Therefore, you are translating the input.

Yes, in the simulated reality i am translating it, it is the easiest. in the real world i will probably too but let me just point out that i in no way have to.

Because you translate and filter the input in the text simulation, there are marked differences between it and the real world test. Therefore, your results from the text simulation will not indicate feasiblity in a real world test.

Fine, ill make one translated version and one with randomly created strings just for you ;)

I can't stand discussions where the other person isn't consistent. Let me quote from your previous posts again.

My greatest virtue is that i do not see myself as the smartest and the best. I see myself as one that can think of intelligent short cuts. That is how i have done my math, creating an own way of thinking that suites me better everytime that i find something hard. So, i believe that everybody will know all that i know cause some of you in this discussion might even be professional AI people, but the truth is that people don't. I spent 5 hours explaining my AI, i could had done it in 2 hours but i fogot to say one crucial thing cause i took it for granted.

Do you not see that these two pairs of statements conflict? Either it will do it right the first time, or it won't. If it's adaptable as you say, surely it will be able to perform the same whether there's a roof or not.

No, i meant a empty room that nothing intelligent could be done.

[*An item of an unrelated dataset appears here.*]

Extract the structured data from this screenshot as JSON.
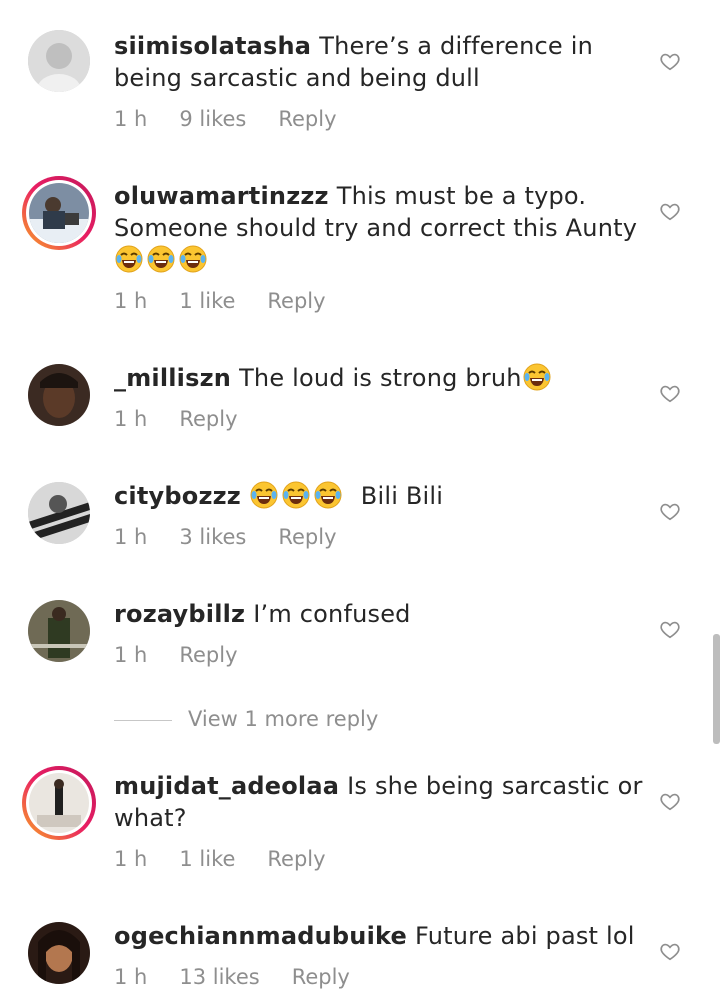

How does it know point B is beyond the door? Couldn't it just as well be hidden behind the wall opposite the door?

well, it has been decided to give it the task to get from coordinate 10,10 to 10;10.

malkiri
04-30-04, 08:40 AM
I think we've probably gotten as far as we're going to get in this discussion. You're not quite seeing a few of my major points.

In the real world it has eyes, it will just need the right hardware.

I know that it has visual capabilities in the real world test. What I'm saying is that is has to decide what is an object and what is not in the real world. In the text simulation, you decide what is an object.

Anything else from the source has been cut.